O Caixão que Ele Construiu por Amor

Sou uma lobisomem, grávida de oito meses do filho híbrido do meu companheiro vampiro. Quando as contrações começaram, meu companheiro vampiro, Justin, me trancou dentro de um caixão de gelo talhado com runas destinadas a impedir o parto. Eu gritei. Eu implorei. Ele apenas disse: — Espere. Mas tudo aquilo era por causa da sua paixão de infância, Isolde. A vampira de sangue puro havia usado magia negra de sangue para conceber o herdeiro puro de Justin sem sequer ter relações com ele. Uma antiga profecia assombrava o clã. O primeiro filho vampiro nascido em mil anos receberia a bênção suprema do Progenitor. Ele purificaria a linhagem. Quebraria uma maldição que vinha sendo carregada por gerações. — Essa honra pertence ao filho de Isolde — disse Justin, com a voz fria como gelo. — Você já tem o meu amor, Gracie.
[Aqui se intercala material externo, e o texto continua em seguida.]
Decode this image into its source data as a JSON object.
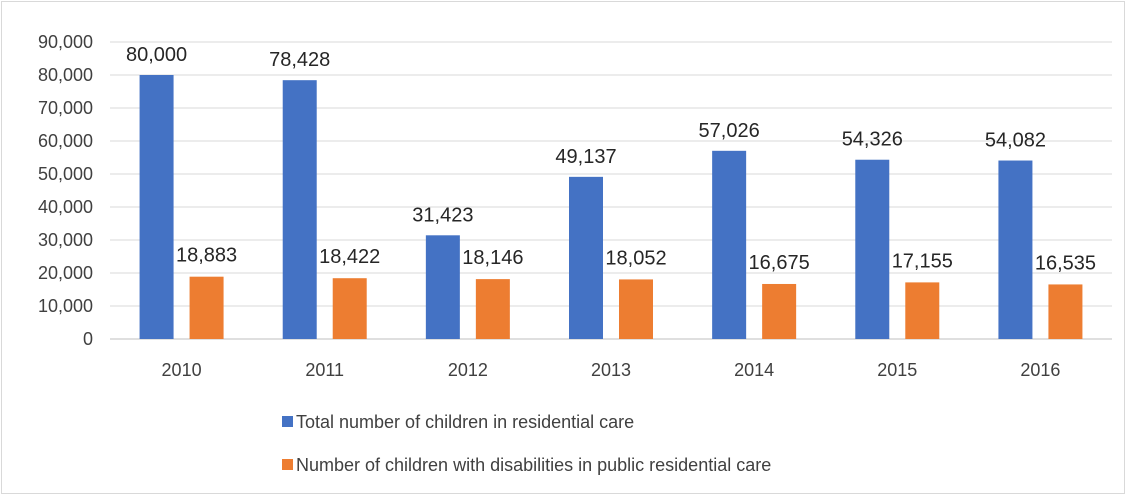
{
  "chart_data": {
    "type": "bar",
    "categories": [
      "2010",
      "2011",
      "2012",
      "2013",
      "2014",
      "2015",
      "2016"
    ],
    "series": [
      {
        "name": "Total number of children in residential care",
        "values": [
          80000,
          78428,
          31423,
          49137,
          57026,
          54326,
          54082
        ],
        "labels": [
          "80,000",
          "78,428",
          "31,423",
          "49,137",
          "57,026",
          "54,326",
          "54,082"
        ],
        "color": "#4472c4"
      },
      {
        "name": "Number of children with disabilities in public residential care",
        "values": [
          18883,
          18422,
          18146,
          18052,
          16675,
          17155,
          16535
        ],
        "labels": [
          "18,883",
          "18,422",
          "18,146",
          "18,052",
          "16,675",
          "17,155",
          "16,535"
        ],
        "color": "#ed7d31"
      }
    ],
    "ylim": [
      0,
      90000
    ],
    "yticks": [
      0,
      10000,
      20000,
      30000,
      40000,
      50000,
      60000,
      70000,
      80000,
      90000
    ],
    "ytick_labels": [
      "0",
      "10,000",
      "20,000",
      "30,000",
      "40,000",
      "50,000",
      "60,000",
      "70,000",
      "80,000",
      "90,000"
    ],
    "grid": true,
    "legend_position": "bottom",
    "title": "",
    "xlabel": "",
    "ylabel": ""
  }
}
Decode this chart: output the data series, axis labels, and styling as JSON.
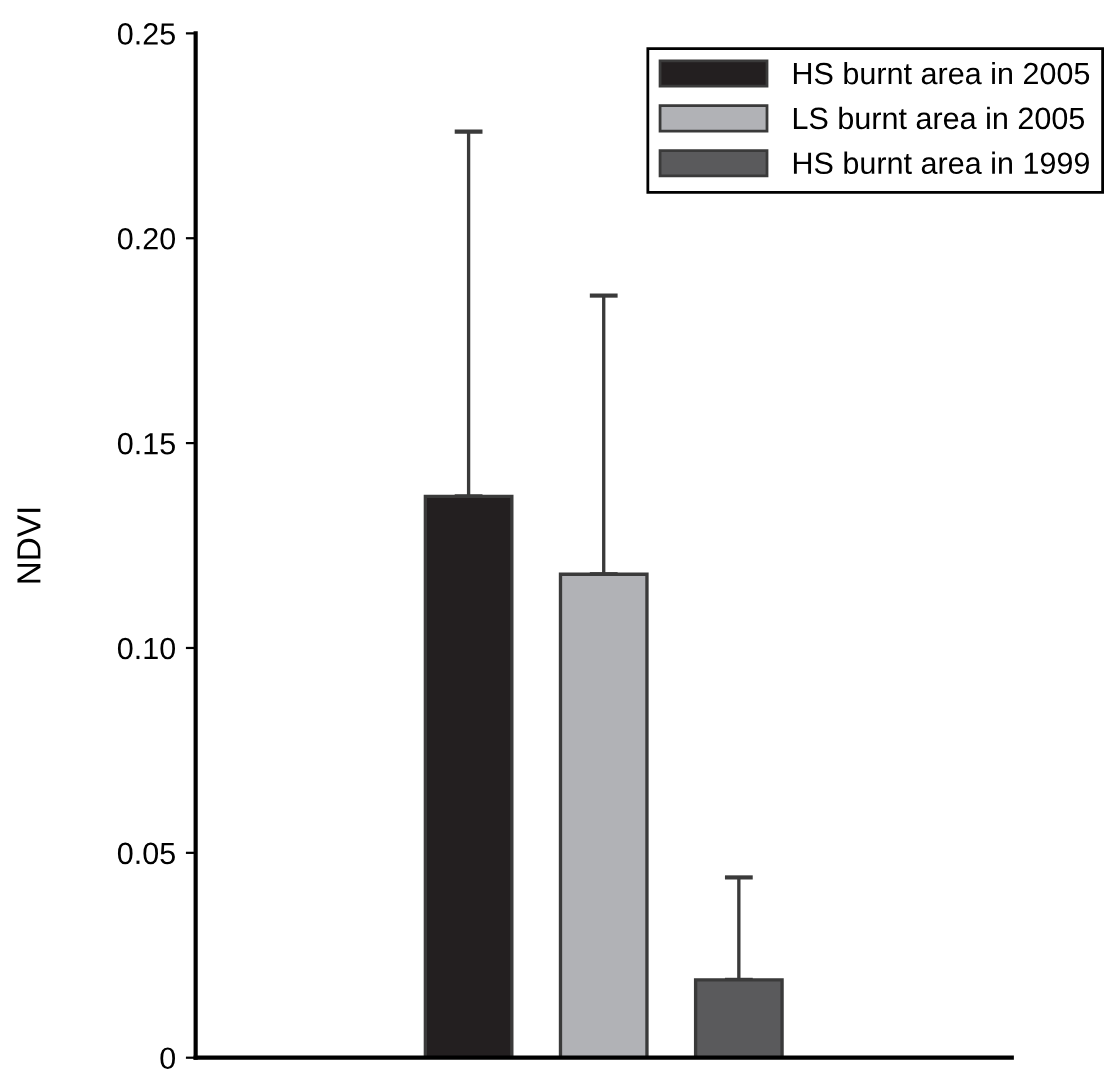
{
  "chart_data": {
    "type": "bar",
    "ylabel": "NDVI",
    "categories": [
      null
    ],
    "series": [
      {
        "name": "HS burnt area in 2005",
        "color": "#231f20",
        "values": [
          0.137
        ],
        "errors": [
          [
            0.137,
            0.226
          ]
        ]
      },
      {
        "name": "LS burnt area in 2005",
        "color": "#b1b2b6",
        "values": [
          0.118
        ],
        "errors": [
          [
            0.118,
            0.186
          ]
        ]
      },
      {
        "name": "HS burnt area in 1999",
        "color": "#5a5a5c",
        "values": [
          0.019
        ],
        "errors": [
          [
            0.019,
            0.044
          ]
        ]
      }
    ],
    "ylim": [
      0,
      0.25
    ],
    "yticks": [
      0,
      0.05,
      {
        "value": 0.1,
        "label": "0.10"
      },
      0.15,
      {
        "value": 0.2,
        "label": "0.20"
      },
      0.25
    ],
    "grid": false,
    "legend": "top right",
    "tick_labels": "y"
  }
}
Este caixão só garante que você dê à luz depois dela. A dor das contrações rasgava meu corpo. Implorei para que ele me levasse ao Santuário da Fonte de Sangue. Justin se inclinou. Seus dedos gelados agarraram meu queixo. Seus lábios ficaram tão próximos dos meus que seu sussurro soou como uma ameaça. — Pare com essa encenação. Eu deveria ter percebido antes. Você nunca me amou. Era uma excluída no mundo dos lobisomens. Só queria meu poder e meu título. — Está tão desesperada que arriscaria a vida do nosso filho com seus truques selvagens de loba só para arruinar a bênção de um sangue-puro... Você é venenosa. Lágrimas escorriam pelo meu rosto. Eu tremia, minha voz se partindo. — O bebê está vindo... eu não consigo impedir. Por favor... faço um juramento de sangue! Eu não me importo com a bênção. Eu só quero você! Ele soltou um riso de desprezo, embora um traço de mágoa traída atravessasse seus olhos. — Se você me amasse, não teria corrido para minha mãe. Não teria envenenado a mente dela contra Isolde. — Voltarei depois que ela receber a bênção. Afinal, a criança que você carrega também é minha. Ele ficou de guarda do lado de fora do santuário onde o ritual de Isolde acontecia. Não pensou mais em mim. Não até ver o halo da bênção coroar Isolde. Então ordenou ao seu servo de sangue que me libertasse. Mas a voz do servo tremia de terror. — Meu senhor... senhora Gracie e a criança... os sinais de vida... desapareceram. Naquele instante, o mundo de Justin se despedaçou.